Mojokerto(BM)- Proyek normalisasi Kali Sadar di Kota Mojokerto yang mulai dikerjakan oleh Balai Besar Wilayah Sungai (BBWS) Brantas sejak dua pekan kemarin diduga memicu keresahan warga. Sejumlah warga di kawasan Lingkungan Tropodo,  Kelurahan Meri,  Kecamatan Magersari mengeluhkan dampak pengerukan.  

Kekuatiran warga terhadap kemungkinan banjir akibat dijadikannya aset tanah pemkot setempat di Kedungsari sebagai tempat pembuangan lumpur atau spoil bank langsung direspon kalangan DPRD.  Para wakil rakyat tengah menengahi keluhan warga terhadap upaya antisipasi banjir yakni dengan pembuatan saluran buang pasca pengurukan tanah produktif tersebut.  Juga,  pembersihan jalan raya dari lumpur yang jatuh selama proses buang. 
"Jadi kita memediasi dan mencarikan solusi terkait kekuatiran banjir akibat pengurukan aset pemkot di Kedungsari. Kami kira sudah ada titik temu antara warga dengan pemkot selaku fasilitator, " ujar Ketua DPRD Kota Mojokerto,  Febriana Meldyawati, kemarin.
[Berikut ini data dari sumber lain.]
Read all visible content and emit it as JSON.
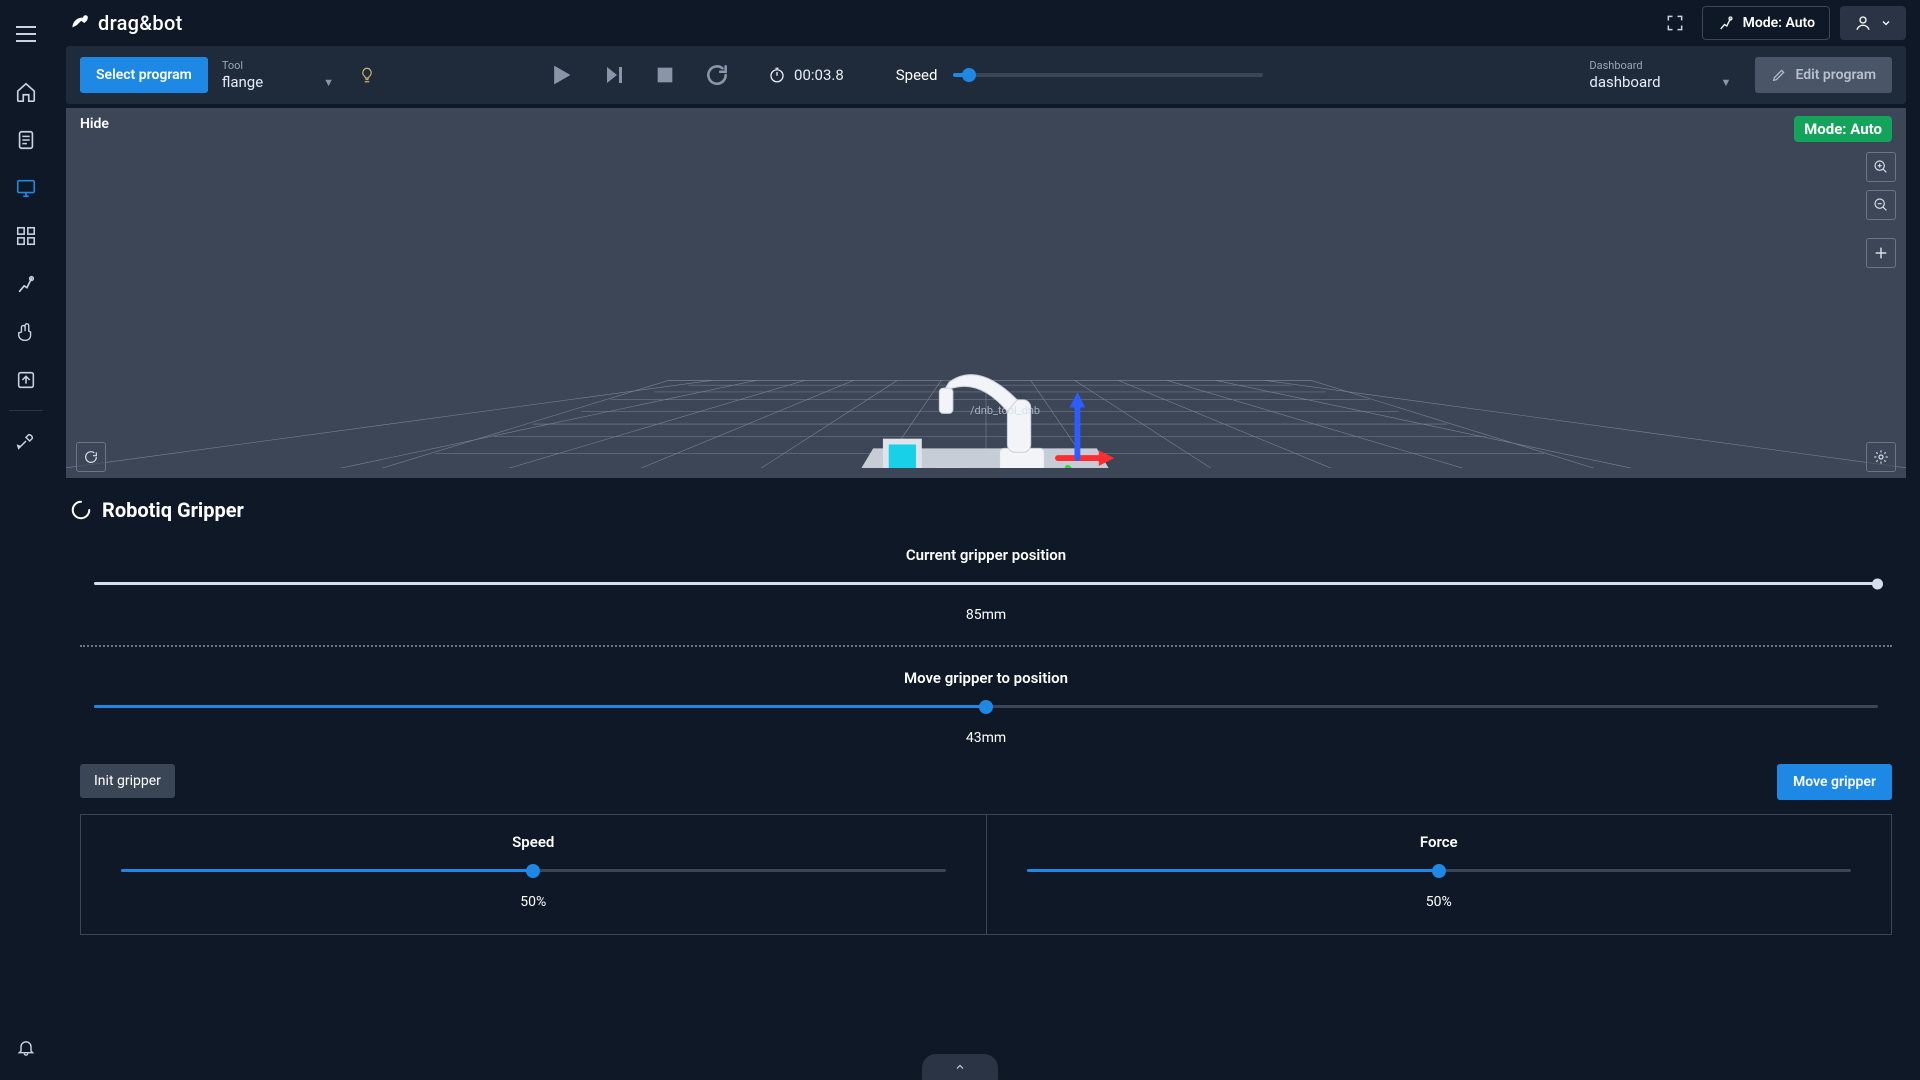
{
  "app": {
    "name": "drag&bot"
  },
  "topbar": {
    "mode_label": "Mode: Auto"
  },
  "toolbar": {
    "select_program": "Select program",
    "tool_label": "Tool",
    "tool_value": "flange",
    "timer": "00:03.8",
    "speed_label": "Speed",
    "speed_percent": 5,
    "dashboard_label": "Dashboard",
    "dashboard_value": "dashboard",
    "edit_program": "Edit program"
  },
  "viewport": {
    "hide": "Hide",
    "mode_badge": "Mode: Auto",
    "scene_label": "/dnb_tool_dnb"
  },
  "panel": {
    "title": "Robotiq Gripper",
    "current_label": "Current gripper position",
    "current_value": "85mm",
    "move_label": "Move gripper to position",
    "move_value": "43mm",
    "move_percent": 50,
    "init_btn": "Init gripper",
    "move_btn": "Move gripper",
    "speed_label": "Speed",
    "speed_value": "50%",
    "speed_percent": 50,
    "force_label": "Force",
    "force_value": "50%",
    "force_percent": 50
  }
}
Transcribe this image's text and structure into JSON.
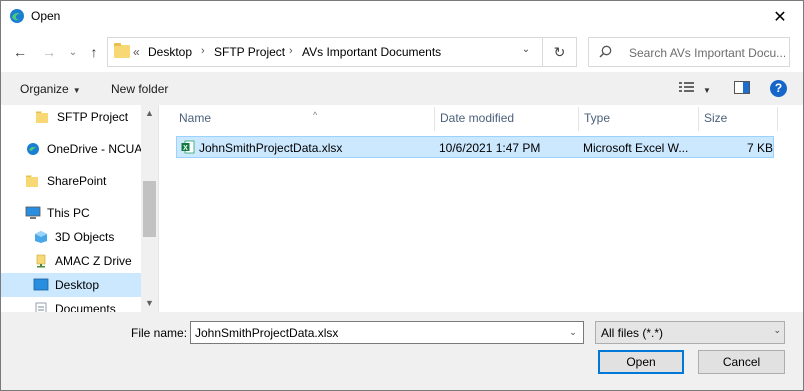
{
  "window": {
    "title": "Open",
    "close_glyph": "✕"
  },
  "nav": {
    "back_glyph": "←",
    "forward_glyph": "→",
    "recent_glyph": "⌄",
    "up_glyph": "↑",
    "breadcrumb_overflow": "«",
    "breadcrumbs": [
      "Desktop",
      "SFTP Project",
      "AVs Important Documents"
    ],
    "separator_glyph": "›",
    "dropdown_glyph": "⌄",
    "refresh_glyph": "↻"
  },
  "search": {
    "placeholder": "Search AVs Important Docu..."
  },
  "toolbar": {
    "organize_label": "Organize",
    "organize_caret": "▼",
    "new_folder_label": "New folder",
    "view_caret": "▼",
    "help_glyph": "?"
  },
  "sidebar": {
    "items": [
      {
        "label": "SFTP Project",
        "icon": "folder-icon"
      },
      {
        "label": "OneDrive - NCUA",
        "icon": "onedrive-icon"
      },
      {
        "label": "SharePoint",
        "icon": "folder-icon"
      },
      {
        "label": "This PC",
        "icon": "computer-icon"
      },
      {
        "label": "3D Objects",
        "icon": "3d-objects-icon"
      },
      {
        "label": "AMAC Z Drive",
        "icon": "network-drive-icon"
      },
      {
        "label": "Desktop",
        "icon": "desktop-icon",
        "selected": true
      },
      {
        "label": "Documents",
        "icon": "documents-icon"
      }
    ],
    "scroll_up_glyph": "▲",
    "scroll_down_glyph": "▼"
  },
  "columns": {
    "name": "Name",
    "date_modified": "Date modified",
    "type": "Type",
    "size": "Size",
    "sort_glyph": "^"
  },
  "files": [
    {
      "name": "JohnSmithProjectData.xlsx",
      "date_modified": "10/6/2021 1:47 PM",
      "type": "Microsoft Excel W...",
      "size": "7 KB",
      "icon": "excel-file-icon",
      "selected": true
    }
  ],
  "footer": {
    "file_name_label": "File name:",
    "file_name_value": "JohnSmithProjectData.xlsx",
    "file_type_value": "All files (*.*)",
    "dropdown_glyph": "⌄",
    "open_label": "Open",
    "cancel_label": "Cancel"
  },
  "colors": {
    "accent": "#0078d7",
    "selection": "#cce8ff",
    "selection_border": "#99d1ff",
    "toolbar_bg": "#f0f0f0",
    "column_header_text": "#4c607a"
  }
}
Politisi partai PDIP ini mengemukakan pihaknya berusaha menjembatani aspirasi warga dengan pelaksana proyek. "Kami mendatangkan pihak BBWS,  warga dan pemkot.  Sehingga tidak ada miss komunikasi,"ujarnya.
Selain aset Kedungsari, dua tempat lainnya telah ditetapkan sebagai spoil bank. Ketiganya adalah aset tanah di Kedungsari,  aset di jalan raya By Pass dan di lingkungan Cinde, Prajuritkulon.
Keluhan warga ini mendapat respon positif dari Pejabat Pembuat Komitmen (PPK) normalisasi Kali Sadar,  Ali Tri Hariyanto. Dalam kesempatan itu,  BBWS  berjanji akan memperhatikan dan mengambil sikap untuk menekan persoalan yang timbul.  "Kami merespon dan memperhatikan keluhan warga.  Dan kami akan mengambil sejumlah langkah,"  katanya.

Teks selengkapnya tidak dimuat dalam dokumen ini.